You walk along the campsite’s edges, sprawling onto Mason Smith’s Road like overgrown grass. Gravel flicks back up against your calves as you waltz down in flip-flops, before you fling them aside and your toes seep through soft sand. You trace footprints through the sands, following their every course, leaving your own mark. You map yourself along the shoreline, through volcanic rocks, through reefs and dilapidated jetties. You pass houses you always wanted, and pass spots where you used to dig and play. The sandcastles have long blown away.

 In the distance, you can see Phillip Island and Seal Rock, sprouting from wading waves into pale grey clouds. You can see the ten kilometres of azure water, a basin for dolphins and seals, weedy sea dragons and great white sharks. You remember your Dad surfing the point, etching his surfboard like a pen across the waves, white water spraying into the air, disappearing. You remember swimming with an inflatable Simpsons doughnut, now long since deflated, waving back at your parents on the shoreline. You remember Alfie, running back from his vigil alongside Mum and Dad, doggie-paddling towards you. Talk, Alfie, you would say, and he would sing along with the splashes on the water. Somewhere in the sands he remained, and you think, I’m sure he is still singing, here, down Balnarring Beach.

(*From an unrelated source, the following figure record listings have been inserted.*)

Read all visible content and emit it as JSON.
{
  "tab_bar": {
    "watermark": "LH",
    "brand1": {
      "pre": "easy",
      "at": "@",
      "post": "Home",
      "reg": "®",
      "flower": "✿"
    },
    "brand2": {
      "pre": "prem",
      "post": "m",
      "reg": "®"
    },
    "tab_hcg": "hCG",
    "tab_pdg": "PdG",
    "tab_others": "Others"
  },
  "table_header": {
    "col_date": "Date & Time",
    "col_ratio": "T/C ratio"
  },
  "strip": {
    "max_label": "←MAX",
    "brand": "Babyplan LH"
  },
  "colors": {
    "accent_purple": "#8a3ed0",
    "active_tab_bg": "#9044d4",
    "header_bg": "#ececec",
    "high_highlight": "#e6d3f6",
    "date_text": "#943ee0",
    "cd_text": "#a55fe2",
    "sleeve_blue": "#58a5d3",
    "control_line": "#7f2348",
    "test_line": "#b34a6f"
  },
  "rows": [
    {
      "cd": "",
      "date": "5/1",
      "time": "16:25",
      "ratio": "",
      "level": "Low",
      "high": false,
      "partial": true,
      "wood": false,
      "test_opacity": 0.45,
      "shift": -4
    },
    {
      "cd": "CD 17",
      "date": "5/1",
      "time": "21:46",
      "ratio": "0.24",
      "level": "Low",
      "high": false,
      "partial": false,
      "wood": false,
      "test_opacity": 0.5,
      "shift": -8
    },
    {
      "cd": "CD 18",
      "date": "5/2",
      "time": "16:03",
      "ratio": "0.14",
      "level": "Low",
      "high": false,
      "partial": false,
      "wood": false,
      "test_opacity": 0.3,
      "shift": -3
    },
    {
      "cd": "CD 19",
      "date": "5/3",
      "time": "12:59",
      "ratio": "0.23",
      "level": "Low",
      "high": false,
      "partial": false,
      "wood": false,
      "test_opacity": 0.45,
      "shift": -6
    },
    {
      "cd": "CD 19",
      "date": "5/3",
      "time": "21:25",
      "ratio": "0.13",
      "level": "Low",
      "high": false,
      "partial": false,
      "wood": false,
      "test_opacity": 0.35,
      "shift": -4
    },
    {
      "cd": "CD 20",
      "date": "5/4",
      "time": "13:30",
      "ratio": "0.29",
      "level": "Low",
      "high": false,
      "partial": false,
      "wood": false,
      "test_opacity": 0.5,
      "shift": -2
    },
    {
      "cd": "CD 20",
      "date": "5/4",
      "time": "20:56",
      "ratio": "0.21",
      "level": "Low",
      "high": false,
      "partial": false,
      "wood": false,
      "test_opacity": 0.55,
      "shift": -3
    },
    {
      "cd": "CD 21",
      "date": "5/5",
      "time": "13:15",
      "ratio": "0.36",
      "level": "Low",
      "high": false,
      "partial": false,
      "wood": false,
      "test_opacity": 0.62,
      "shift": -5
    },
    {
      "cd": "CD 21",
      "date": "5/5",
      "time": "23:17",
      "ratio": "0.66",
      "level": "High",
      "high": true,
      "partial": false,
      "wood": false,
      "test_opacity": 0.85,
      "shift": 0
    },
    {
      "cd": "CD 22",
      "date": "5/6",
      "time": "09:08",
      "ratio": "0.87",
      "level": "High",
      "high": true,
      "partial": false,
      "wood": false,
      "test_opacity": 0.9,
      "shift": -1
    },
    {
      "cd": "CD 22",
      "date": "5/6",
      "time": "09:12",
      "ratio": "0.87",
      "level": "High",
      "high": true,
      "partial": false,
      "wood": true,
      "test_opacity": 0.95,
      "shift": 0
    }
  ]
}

You remember the cliffside, and Sienna talking about the light from the Moon. Her, with that glint in her eyes when she knew she was being silly, but was going along with it all anyway. You remember smiling, and thinking, she must think I’m an idiot too. Then you laugh, because you think that maybe you just want to be an idiot with her forever. And you listen to ‘Merry Christmas Mr. Lawrence’ together as you plunge through seaweed and sand, holding back your hair from the wind and smiling, and thinking, ‘I love you.’ 

You remember New Years and fireworks. You remember skinny dipping and drinks with mates – beers still buried in the sands, a tantalising maybe, an alluring possibility that one day you will be old, and you’ll return to find nostalgic treasures of decades long past, with friends no different to as they were then. You remember standing in the sinking sand with Abdul, the water warm and whispering along its waves. You remember talking about her, and your mistakes. You remember talking about Dad, and where he used to surf, just over there. You remember talking about Alfie, and how he would sing – just like this. 

You remember your back on the sand, your eyes on the stars, and your mind on the water. You remember the waves releasing their white foams upon the shores, shuddering through the sand before leaving again. 

They retreat, and all is quiet again, before they snuggle back up to you once more. You feel the cold whispers on you, and you remember.

Your body is anchored by Balnarring Beach.